An uplifting day, and election resignation

I had a lesson this morning with the English teacher who has plans to do the Cambridge exam in April. Those reading comprehension questions. Dammit, they’re hard. Even I was pretty much clueless half the time. You need to be primed for this stuff, and I’m just not. She said she hasn’t given up on me and will come back on Monday.

Yesterday I had a jam-packed day, with nine hours of lessons. I’ve been ticking along OK in recent weeks and months, but how I’ve missed days like that. Biking here, there and everywhere, and back home. Having to think on my feet. Hopefully helping people. And a wad of notes featuring the likes of Ion Luca Caragiale and Nicolae Grigorescu by the end of it. All in all, it’s a pretty bloody awesome feeling.
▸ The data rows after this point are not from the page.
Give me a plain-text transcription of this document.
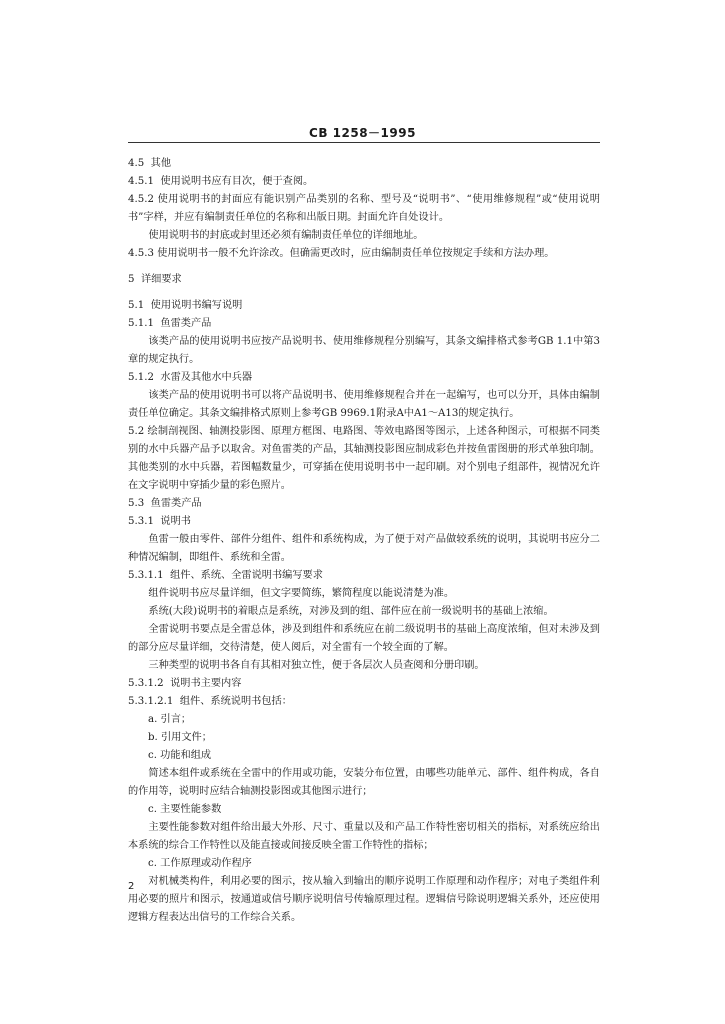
CB 1258－1995

4.5  其他

4.5.1  使用说明书应有目次，便于查阅。

4.5.2 使用说明书的封面应有能识别产品类别的名称、型号及“说明书”、“使用维修规程”或“使用说明书”字样，并应有编制责任单位的名称和出版日期。封面允许自处设计。

使用说明书的封底或封里还必须有编制责任单位的详细地址。

4.5.3 使用说明书一般不允许涂改。但确需更改时，应由编制责任单位按规定手续和方法办理。

5  详细要求

5.1  使用说明书编写说明

5.1.1  鱼雷类产品

该类产品的使用说明书应按产品说明书、使用维修规程分别编写，其条文编排格式参考GB 1.1中第3章的规定执行。

5.1.2  水雷及其他水中兵器

该类产品的使用说明书可以将产品说明书、使用维修规程合并在一起编写，也可以分开，具体由编制责任单位确定。其条文编排格式原则上参考GB 9969.1附录A中A1～A13的规定执行。

5.2 绘制剖视图、轴测投影图、原理方框图、电路图、等效电路图等图示，上述各种图示，可根据不同类别的水中兵器产品予以取舍。对鱼雷类的产品，其轴测投影图应制成彩色并按鱼雷图册的形式单独印制。其他类别的水中兵器，若图幅数量少，可穿插在使用说明书中一起印刷。对个别电子组部件，视情况允许在文字说明中穿插少量的彩色照片。

5.3  鱼雷类产品

5.3.1  说明书

鱼雷一般由零件、部件分组件、组件和系统构成，为了便于对产品做较系统的说明，其说明书应分二种情况编制，即组件、系统和全雷。

5.3.1.1  组件、系统、全雷说明书编写要求

组件说明书应尽量详细，但文字要简练，繁简程度以能说清楚为准。

系统(大段)说明书的着眼点是系统，对涉及到的组、部件应在前一级说明书的基础上浓缩。

全雷说明书要点是全雷总体，涉及到组件和系统应在前二级说明书的基础上高度浓缩，但对未涉及到的部分应尽量详细，交待清楚，使人阅后，对全雷有一个较全面的了解。

三种类型的说明书各自有其相对独立性，便于各层次人员查阅和分册印刷。

5.3.1.2  说明书主要内容

5.3.1.2.1  组件、系统说明书包括：

a. 引言；

b. 引用文件；

c. 功能和组成

简述本组件或系统在全雷中的作用或功能，安装分布位置，由哪些功能单元、部件、组件构成，各自的作用等，说明时应结合轴测投影图或其他图示进行；

c. 主要性能参数

主要性能参数对组件给出最大外形、尺寸、重量以及和产品工作特性密切相关的指标，对系统应给出本系统的综合工作特性以及能直接或间接反映全雷工作特性的指标；

c. 工作原理或动作程序

对机械类构件，利用必要的图示，按从输入到输出的顺序说明工作原理和动作程序；对电子类组件利用必要的照片和图示，按通道或信号顺序说明信号传输原理过程。逻辑信号除说明逻辑关系外，还应使用逻辑方程表达出信号的工作综合关系。

2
I’m thankful that the snow has so far stayed away – this time last year we were blanketed in the stuff, and I had a hard time staying on my feet, let alone thinking on them.

On Monday morning I listened to the 7am news on the radio. I hadn’t quite woken up properly and they speak pretty damn fast, so all the Romanian politics at the start of the bulletin went over my head. Then I heard Noua Zeelandă and my ears pricked up. There had been a volcanic eruption on White Island less than four hours earlier, and it was obviously serious or else it wouldn’t have made the news in Romania. Apparently, and it makes sense, eruptions of steam (like this) happen without warning, and dozens of tourists were in the firing line. The death toll is currently eight, and sadly more are likely to die of their horrific burns.

The news this week has been crappy all round, with more devastating bushfires in Australia, and a Chilean Hercules crash with 38 people on board. And, though the results aren’t yet in, the UK election.

During the campaign all I’ve seen is Boris. Boris dressed as a milkman. A builder. A baker. A butcher. Probably some other alliterative occupations that for now escape me. Just big, friendly, cuddly Boris, no Priti Patel or Jacob Rees-Mogg. I’ll tune in at midnight to see or hear the exit poll results, but I’m almost resigned to five years of Boris, only fifty more days of Britain in the EU, and as for me, my days in Romania possibly starting to tick down. The polls (on average) point to a 30-seat Tory majority, and FPTP can be sensitive to small changes if they happen in the right or wrong places, so a hung parliament can’t be entirely ruled out. But neither can a big stonking Tory win. I can almost hear it now. Seventy-two seats. Eighty-eight. A hundred and four. If they break the wall of traditional Labour-voting working-class areas that voted Leave in the referendum, the sky’s the limit. But even a narrow majority would (as I see it) turn the UK into a backward, inward-looking Dismaland.

Update: The exit poll has just come through, predicting an 86-seat Conservative majority. A thumping victory (see above). Romania is looking increasingly attractive.